J’adore
faire le point. Malmené par les tempêtes, entraîné par les courants, bousculé
par les urgences, englouti dans les évidences, j’émerge, je me traîne jusqu’à la
rive, trempé, vidé, essoré. J’accroche mes vêtements aux branches, ils sèchent
au soleil, je porte ma bouteille d’eau à la bouche, la vide à moitié, je m’essuie
les lèvres et je fais le point. Faire le point, c’est replacer la flèche de
Google Maps dans son environnement universel. Mettre mon village sur la
mappemonde. Chercher dans le musée de systèmes, la bibliothèque de mes
souvenirs, chercher ce qui peut être compris par le facteur de Kiev, le rabbin
de Lublin, l’universitaire de Queen’s, la journaliste de Casablanca, le médecin
de Belgrade, le marin de Llandudno, le maraîcher d’Almeria, l’étudiant du Cap,
le pharmacien de Pondichéry, chercher ce qu’ils peuvent entendre sinon
partager.
Parmi
les idées qu’ils peuvent peut-être entendre, est qu’il vaut mieux pour toutes
ces personnes de vivre dans une région du monde où une économie de marché est
régulée et protégée par une démocratie parlementaire. Là où l’économie de
marché n’est pas régulée par une démocratie parlementaire, le facteur, le
rabbin, l’universitaire, la journaliste, le médecin, le marin, le maraîcher, l’étudiant
et le pharmacien ont en commun de chercher un endroit où s’est développée une
démocratie parlementaire. Là où a été anéantie l’économie de marché, les mêmes
recherchent un endroit où elle s’est développée. Les richesses du Quatar ne se
heurtent jamais à un état de droit et malheur aux étrangers démunis. Le Venezuela
pense qu’on peut fonctionner sans démocratie parlementaire et l’économie s’écroule.

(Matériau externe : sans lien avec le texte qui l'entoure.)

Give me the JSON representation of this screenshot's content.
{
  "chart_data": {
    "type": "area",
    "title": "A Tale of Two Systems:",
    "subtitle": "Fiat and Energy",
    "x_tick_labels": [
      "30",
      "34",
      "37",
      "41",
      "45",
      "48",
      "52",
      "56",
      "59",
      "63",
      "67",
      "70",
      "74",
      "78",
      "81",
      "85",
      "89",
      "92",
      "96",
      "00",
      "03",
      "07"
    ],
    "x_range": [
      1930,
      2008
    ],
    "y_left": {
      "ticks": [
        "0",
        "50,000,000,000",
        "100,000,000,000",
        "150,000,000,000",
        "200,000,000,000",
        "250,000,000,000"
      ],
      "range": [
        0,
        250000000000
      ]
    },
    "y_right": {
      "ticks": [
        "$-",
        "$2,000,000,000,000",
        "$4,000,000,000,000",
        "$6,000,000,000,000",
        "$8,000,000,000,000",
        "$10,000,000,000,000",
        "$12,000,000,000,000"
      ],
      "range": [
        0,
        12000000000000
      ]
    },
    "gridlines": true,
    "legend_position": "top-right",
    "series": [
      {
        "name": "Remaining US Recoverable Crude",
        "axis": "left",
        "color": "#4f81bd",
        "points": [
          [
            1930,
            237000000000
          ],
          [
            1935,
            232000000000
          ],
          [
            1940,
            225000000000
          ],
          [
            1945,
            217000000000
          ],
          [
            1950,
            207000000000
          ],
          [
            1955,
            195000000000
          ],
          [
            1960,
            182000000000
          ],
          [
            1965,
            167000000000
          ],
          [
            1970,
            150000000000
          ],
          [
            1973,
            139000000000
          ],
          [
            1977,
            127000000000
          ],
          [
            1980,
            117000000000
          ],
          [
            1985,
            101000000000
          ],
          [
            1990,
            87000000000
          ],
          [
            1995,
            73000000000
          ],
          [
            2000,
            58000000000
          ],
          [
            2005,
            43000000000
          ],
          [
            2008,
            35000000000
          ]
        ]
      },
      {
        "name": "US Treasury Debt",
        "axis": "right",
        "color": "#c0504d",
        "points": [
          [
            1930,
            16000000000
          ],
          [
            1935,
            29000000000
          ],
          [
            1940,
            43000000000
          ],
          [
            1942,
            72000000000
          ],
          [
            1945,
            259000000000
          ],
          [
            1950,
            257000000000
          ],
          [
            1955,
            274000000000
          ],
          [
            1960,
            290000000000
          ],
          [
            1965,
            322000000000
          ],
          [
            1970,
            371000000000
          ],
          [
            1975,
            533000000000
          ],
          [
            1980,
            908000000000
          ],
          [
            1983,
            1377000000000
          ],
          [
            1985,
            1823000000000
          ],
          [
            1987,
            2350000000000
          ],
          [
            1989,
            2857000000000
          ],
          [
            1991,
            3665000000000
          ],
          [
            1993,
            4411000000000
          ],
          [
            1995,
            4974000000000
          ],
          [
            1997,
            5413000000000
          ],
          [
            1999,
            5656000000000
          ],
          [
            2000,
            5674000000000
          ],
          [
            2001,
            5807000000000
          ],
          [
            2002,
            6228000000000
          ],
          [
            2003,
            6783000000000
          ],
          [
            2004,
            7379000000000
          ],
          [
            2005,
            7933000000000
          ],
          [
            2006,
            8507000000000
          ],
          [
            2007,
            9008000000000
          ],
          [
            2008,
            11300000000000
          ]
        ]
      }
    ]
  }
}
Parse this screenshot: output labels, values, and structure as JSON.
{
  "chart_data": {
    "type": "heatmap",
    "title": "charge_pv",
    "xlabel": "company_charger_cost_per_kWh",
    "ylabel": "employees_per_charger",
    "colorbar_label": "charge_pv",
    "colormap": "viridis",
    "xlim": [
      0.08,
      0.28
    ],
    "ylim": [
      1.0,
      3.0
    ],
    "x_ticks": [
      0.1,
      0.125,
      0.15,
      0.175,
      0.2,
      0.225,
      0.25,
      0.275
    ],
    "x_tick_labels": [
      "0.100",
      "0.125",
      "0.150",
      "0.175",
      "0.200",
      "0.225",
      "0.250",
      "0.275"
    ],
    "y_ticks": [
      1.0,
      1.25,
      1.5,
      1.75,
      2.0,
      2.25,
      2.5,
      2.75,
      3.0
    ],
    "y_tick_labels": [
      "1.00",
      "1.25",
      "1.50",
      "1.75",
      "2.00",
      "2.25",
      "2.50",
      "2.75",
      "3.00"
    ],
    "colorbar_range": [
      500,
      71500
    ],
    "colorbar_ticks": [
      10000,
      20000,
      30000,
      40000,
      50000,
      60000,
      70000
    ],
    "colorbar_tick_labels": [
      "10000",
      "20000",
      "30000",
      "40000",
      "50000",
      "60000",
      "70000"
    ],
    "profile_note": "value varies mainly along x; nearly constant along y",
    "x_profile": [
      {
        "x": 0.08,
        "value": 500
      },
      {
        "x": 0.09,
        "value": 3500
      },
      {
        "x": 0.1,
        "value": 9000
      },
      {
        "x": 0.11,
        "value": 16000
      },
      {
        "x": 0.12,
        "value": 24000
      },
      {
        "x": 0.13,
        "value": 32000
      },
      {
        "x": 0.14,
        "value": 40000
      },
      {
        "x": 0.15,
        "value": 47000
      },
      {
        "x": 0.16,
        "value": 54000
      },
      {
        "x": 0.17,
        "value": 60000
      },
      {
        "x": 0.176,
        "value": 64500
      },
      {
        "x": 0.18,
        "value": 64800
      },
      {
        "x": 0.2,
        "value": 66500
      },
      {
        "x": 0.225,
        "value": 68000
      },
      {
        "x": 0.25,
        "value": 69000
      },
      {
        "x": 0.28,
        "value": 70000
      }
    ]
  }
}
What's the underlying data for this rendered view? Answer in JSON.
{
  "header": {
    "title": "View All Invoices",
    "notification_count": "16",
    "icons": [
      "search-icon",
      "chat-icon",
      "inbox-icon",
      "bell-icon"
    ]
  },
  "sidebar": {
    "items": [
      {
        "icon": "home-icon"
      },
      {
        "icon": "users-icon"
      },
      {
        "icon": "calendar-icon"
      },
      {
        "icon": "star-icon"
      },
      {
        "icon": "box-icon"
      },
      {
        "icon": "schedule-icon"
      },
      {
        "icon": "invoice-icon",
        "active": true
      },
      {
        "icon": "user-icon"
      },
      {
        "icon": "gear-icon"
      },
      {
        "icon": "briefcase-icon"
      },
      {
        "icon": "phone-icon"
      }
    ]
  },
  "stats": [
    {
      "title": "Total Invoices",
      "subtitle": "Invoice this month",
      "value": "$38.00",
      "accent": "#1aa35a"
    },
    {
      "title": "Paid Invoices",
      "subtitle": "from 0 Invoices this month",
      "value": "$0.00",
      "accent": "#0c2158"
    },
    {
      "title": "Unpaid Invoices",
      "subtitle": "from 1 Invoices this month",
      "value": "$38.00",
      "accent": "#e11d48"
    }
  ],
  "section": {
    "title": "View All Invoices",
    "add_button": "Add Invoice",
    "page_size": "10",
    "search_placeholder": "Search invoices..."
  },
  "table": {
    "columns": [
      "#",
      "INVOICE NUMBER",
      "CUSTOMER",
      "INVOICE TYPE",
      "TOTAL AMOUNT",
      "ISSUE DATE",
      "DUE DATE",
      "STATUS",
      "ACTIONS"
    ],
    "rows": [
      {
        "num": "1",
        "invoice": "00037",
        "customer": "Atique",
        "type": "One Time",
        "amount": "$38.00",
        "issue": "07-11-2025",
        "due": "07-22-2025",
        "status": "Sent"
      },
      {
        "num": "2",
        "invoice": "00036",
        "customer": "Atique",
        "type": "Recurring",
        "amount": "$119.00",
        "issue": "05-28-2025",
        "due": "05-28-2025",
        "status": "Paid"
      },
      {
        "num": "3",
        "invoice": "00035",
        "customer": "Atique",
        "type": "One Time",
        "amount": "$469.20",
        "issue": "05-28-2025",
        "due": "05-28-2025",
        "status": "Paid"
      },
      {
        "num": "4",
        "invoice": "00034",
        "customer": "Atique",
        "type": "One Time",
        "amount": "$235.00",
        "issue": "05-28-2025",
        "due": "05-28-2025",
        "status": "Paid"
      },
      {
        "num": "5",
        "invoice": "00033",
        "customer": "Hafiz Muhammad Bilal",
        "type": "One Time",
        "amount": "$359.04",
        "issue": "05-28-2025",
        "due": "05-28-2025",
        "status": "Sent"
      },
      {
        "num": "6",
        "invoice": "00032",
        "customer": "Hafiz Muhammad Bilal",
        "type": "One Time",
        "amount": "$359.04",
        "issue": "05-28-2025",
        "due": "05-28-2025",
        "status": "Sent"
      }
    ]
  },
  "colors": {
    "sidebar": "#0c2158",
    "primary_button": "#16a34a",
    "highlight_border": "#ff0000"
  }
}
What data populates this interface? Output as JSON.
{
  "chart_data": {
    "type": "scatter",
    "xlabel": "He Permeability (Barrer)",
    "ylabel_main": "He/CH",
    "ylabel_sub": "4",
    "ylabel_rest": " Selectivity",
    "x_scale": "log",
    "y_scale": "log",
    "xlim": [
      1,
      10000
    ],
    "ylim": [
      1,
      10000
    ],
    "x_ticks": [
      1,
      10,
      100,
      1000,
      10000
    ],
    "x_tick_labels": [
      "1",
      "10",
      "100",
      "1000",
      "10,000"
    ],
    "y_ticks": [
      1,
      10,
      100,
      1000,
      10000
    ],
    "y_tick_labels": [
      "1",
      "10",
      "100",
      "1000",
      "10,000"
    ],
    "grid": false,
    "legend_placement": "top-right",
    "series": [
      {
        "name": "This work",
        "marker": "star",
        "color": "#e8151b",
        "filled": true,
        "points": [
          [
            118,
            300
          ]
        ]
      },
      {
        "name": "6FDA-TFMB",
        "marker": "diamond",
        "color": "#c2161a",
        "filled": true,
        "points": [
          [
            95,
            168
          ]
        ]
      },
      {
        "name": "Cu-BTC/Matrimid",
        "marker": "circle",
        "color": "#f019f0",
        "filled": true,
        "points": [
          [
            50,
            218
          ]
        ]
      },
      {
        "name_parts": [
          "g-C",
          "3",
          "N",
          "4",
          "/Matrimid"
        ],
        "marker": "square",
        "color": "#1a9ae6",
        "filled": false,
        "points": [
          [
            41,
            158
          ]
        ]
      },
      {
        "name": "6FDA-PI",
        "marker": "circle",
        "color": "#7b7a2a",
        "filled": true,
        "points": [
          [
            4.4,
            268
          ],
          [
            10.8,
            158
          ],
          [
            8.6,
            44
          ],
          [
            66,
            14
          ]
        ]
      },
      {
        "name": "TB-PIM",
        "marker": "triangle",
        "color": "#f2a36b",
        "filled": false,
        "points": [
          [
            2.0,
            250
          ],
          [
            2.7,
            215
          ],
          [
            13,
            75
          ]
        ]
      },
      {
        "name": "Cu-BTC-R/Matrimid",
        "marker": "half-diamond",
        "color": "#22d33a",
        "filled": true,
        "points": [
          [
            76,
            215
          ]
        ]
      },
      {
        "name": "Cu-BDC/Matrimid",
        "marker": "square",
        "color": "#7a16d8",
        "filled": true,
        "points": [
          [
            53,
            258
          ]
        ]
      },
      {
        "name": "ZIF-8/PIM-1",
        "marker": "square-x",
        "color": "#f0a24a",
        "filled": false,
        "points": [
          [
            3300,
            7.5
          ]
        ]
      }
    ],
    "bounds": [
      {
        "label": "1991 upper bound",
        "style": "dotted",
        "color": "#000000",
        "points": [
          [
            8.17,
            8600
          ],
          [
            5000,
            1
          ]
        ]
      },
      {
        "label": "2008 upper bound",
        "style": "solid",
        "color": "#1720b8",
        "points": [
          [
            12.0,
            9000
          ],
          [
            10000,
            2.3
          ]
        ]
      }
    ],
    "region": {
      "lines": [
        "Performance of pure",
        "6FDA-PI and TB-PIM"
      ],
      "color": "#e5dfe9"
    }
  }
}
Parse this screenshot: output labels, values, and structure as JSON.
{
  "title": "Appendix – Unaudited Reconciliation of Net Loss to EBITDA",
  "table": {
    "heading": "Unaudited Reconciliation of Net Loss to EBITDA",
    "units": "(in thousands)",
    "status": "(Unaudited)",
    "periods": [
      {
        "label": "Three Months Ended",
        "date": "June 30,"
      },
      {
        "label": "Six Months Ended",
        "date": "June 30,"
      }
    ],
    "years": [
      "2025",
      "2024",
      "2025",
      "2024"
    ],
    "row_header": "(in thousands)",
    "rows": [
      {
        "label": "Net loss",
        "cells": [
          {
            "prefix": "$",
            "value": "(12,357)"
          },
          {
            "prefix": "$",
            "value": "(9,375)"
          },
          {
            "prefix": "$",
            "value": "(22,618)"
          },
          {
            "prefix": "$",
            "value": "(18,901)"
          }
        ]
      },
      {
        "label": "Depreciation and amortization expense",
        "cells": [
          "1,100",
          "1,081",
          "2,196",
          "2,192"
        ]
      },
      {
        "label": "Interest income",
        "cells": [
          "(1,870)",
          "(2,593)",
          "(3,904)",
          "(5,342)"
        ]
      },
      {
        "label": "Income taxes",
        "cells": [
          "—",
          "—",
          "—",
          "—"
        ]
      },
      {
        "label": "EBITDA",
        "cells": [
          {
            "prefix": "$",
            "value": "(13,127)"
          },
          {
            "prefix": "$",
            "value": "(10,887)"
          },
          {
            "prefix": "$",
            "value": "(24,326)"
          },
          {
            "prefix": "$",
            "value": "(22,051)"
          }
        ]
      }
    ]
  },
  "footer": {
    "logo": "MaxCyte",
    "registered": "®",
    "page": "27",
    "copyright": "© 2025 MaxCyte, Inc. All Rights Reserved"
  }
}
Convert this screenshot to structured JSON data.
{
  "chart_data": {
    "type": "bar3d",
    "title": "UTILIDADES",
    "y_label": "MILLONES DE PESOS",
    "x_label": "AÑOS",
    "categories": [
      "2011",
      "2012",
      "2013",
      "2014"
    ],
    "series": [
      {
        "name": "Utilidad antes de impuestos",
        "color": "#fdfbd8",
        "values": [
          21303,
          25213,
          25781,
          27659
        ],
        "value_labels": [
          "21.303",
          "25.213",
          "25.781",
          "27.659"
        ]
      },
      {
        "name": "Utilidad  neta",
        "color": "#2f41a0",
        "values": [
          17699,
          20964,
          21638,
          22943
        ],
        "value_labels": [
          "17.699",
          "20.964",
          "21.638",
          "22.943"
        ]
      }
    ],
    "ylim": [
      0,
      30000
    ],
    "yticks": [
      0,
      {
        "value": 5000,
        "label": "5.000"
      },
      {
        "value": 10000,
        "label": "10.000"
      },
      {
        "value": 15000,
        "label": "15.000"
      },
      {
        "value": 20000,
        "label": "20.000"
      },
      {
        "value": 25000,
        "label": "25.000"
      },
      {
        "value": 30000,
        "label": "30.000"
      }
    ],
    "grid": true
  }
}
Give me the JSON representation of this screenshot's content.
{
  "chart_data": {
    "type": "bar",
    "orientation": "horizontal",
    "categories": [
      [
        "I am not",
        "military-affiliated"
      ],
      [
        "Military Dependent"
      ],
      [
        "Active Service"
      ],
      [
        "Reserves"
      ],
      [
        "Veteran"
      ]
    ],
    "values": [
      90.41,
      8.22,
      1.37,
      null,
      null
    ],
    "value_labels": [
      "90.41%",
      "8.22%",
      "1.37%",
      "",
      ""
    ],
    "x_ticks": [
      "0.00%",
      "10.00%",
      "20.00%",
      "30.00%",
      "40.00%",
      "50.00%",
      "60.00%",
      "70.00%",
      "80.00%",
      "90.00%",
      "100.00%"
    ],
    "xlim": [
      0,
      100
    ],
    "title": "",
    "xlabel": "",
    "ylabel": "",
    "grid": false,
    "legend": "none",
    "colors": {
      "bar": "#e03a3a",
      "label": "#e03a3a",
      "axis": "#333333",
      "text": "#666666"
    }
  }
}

Et Cuba. Et la Russie et a Chine qui cherchent un équilibre entre démocratie et
marché et qui ne l’ont pas trouvé. Et tous ces pays émergents qui sont à la
recherche éperdue d’une rencontre conflictuelle mais urgente entre économie de
marché et démocratie parlementaire.
Je
ne dis surtout pas que nous vivons au paradis, au contraire. Nous vivons dans
des régions du monde où les conflits ne cessent jamais, avec des vainqueurs,
des vaincus, des matches nuls, des catastrophes et des emballements heureux. Des
endroits du monde où personne n’est jamais tranquille, où les malheurs
individuels sont politisés, où les politiques sont individuelles. Des régions
du monde où personne n’est jamais satisfait et cette insatisfaction nourrit les
prophètes et les laboratoires pharmaceutiques.
Dans
ces régions du monde où personne n’est content, ou le mécontentement est le
trait central de l’identité politique, naissent régulièrement des prophètes de
la simplicité. Chassez les étrangers, étranglez les banques, fermez les
aéroports et tous vos problèmes seront résolus. Trump et Mélenchon mènent
campagne ensemble et séparément contre les traités internationaux, contre toute
tentative de réguler l’économie mondiale, contre tout ce qui introduit dans les
relations internationales les régulations conflictuelles qui sont le propre des
démocraties occidentales. à bas le FMI, à bas l’OMC, à bas tous les traités
commerciaux, À bas l’Europe, disent Brian Johnson, Mélenchon, Marine le Pen,
Trump, Farage, Erdogan. Retirons-nous à l’intérieur des murs, disent Trump, Le
Pen, Mélenchon. Protégeons nos frontières sacrées, remplaçons les froides
cartées d’identité par une analyse de sang.
Mes
adversaires sont ainsi clairement désignés. Les champions de la régression sont
mondialement connus. Mais chaque village a les siens. Ils ne veulent pas d’abris
pour les migrants dans leurs murs. Ils veulent des structures administratives
qui correspondent à des définitions ethniques, appellent « peuples frères »
tous ceux qui luttent pour l’enfermement des Corses, des Basques, des Bretons. Ils
portent d’autres noms que Trump, Le Pen, Farage, Erdogan, mais sont portés par
les mêmes torrents de boue.
Bon.
Ça va mieux. Mes vêtements ont séché. Je peux me rhabiller. J’ai fait le point.